On t’aime quand même Beyonce !

Celle qui a triomphé, avec Destiny’s Child et qui continue de briller depuis, avec les incontournables tubes de ses deux précédents opus. « Sasha Fierce » est le côté de sa personnalité qui est justement tout ce qu’on aime chez elle, la bombe « anatomique » capable de transcender un dance floor ou un Bercy, à force de déhanchés hérités de Tina Turner et de vocalises chevauchant des mélodies irrépressibles. Découvrons ensemble celle qu’on appelle la diva. Dès les premières mesures de « Single Ladies (Put A Ring On It) », on est en territoire connu, on retrouve cette couleur de voix familière depuis Destiny’s Child. Pour ce chapitre, elle fait appel à une congrégation de co-producteurs peu connus, pas de Timbaland ni de Pharrell Williams ici, juste un titre écrit avec Rodney Jerkins.

Pas non plus de featuring : aucun rappeur sur ce disque, Beyonce s’est voulu seule maîtresse de ce troisième effort, et là encore, si on se doit de souligner la recherche de créativité sur les arrangements (de voix), et les effets spéciaux sonores, on reste un peu sur sa faim en matière de hit potentiel du calibre de ceux auxquels elle nous avait habitués.

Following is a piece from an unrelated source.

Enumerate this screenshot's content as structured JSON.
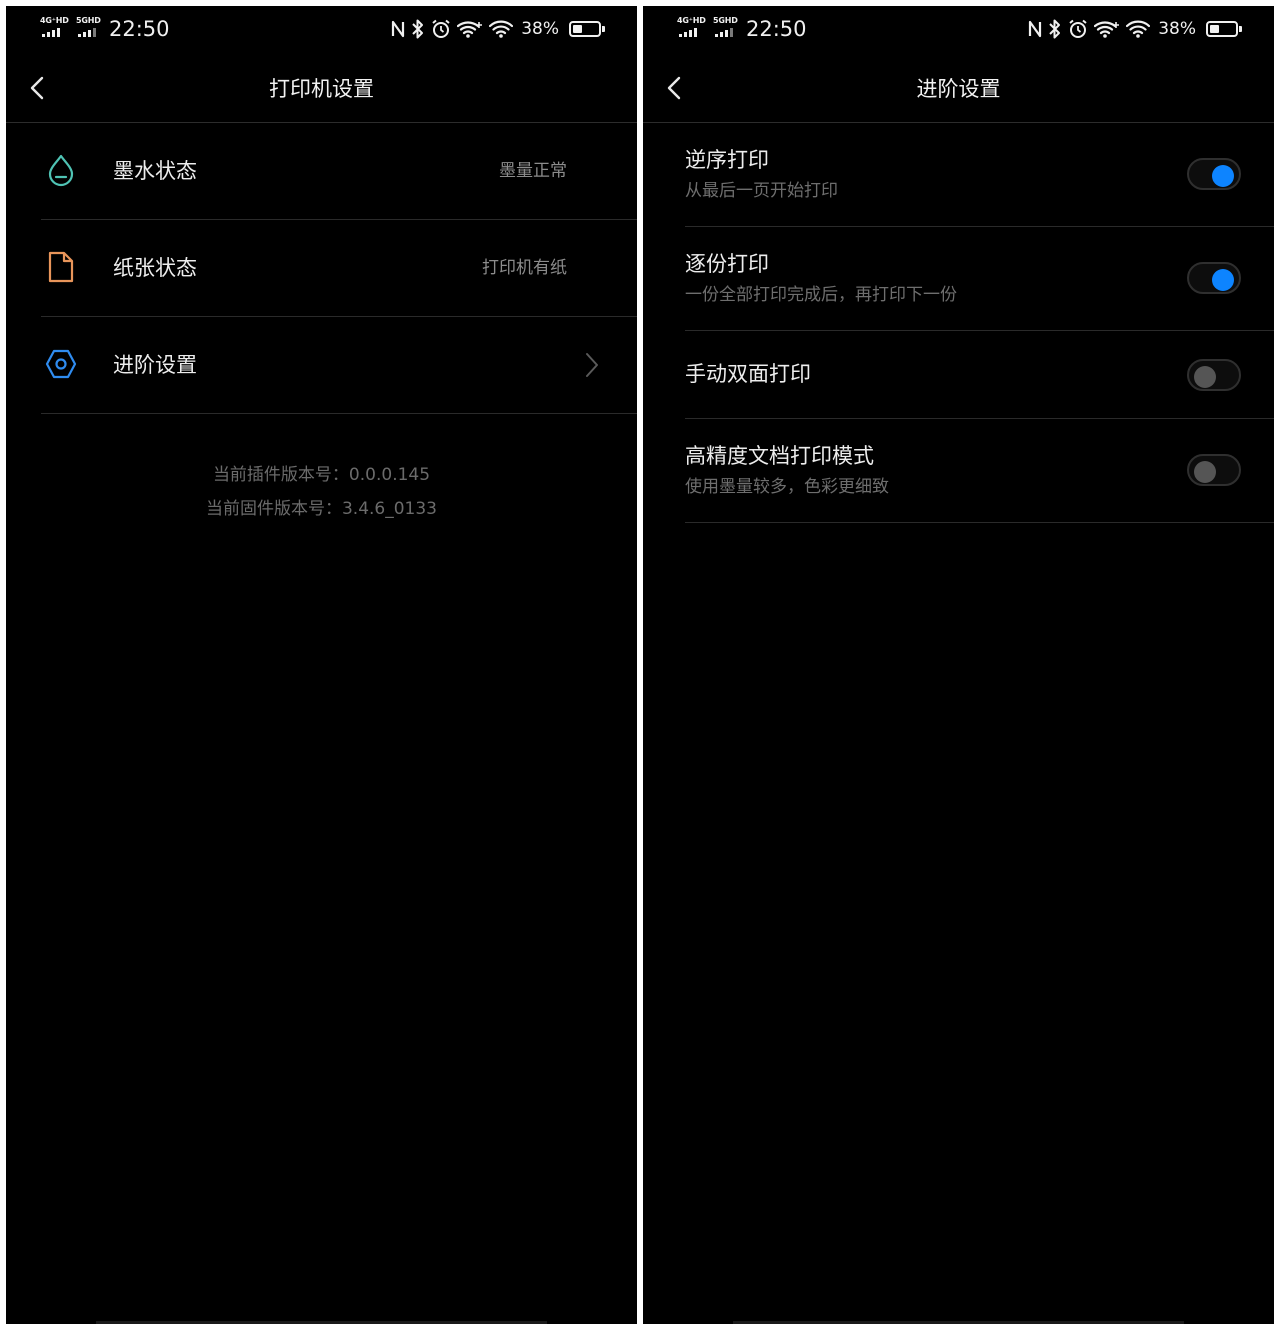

L’ensemble (avec les bonus, car de façon peu démocratique, le « double album » existe en version de luxe avec plus de morceaux disponibles) sonne assez peu R&B, plutôt comme une démonstration de pop technologique, agréable mais qui laisse peu d’impact sur les sens. Le gimmick d’I Am.. « Sasha Fierce » révèle une relative panne d’inspiration pour la diva. Mais Beyonce ne cesse de nous faire danser et de nous fasciner…c’est pour cela qu’on lui pardonne ses « baisses de régime ».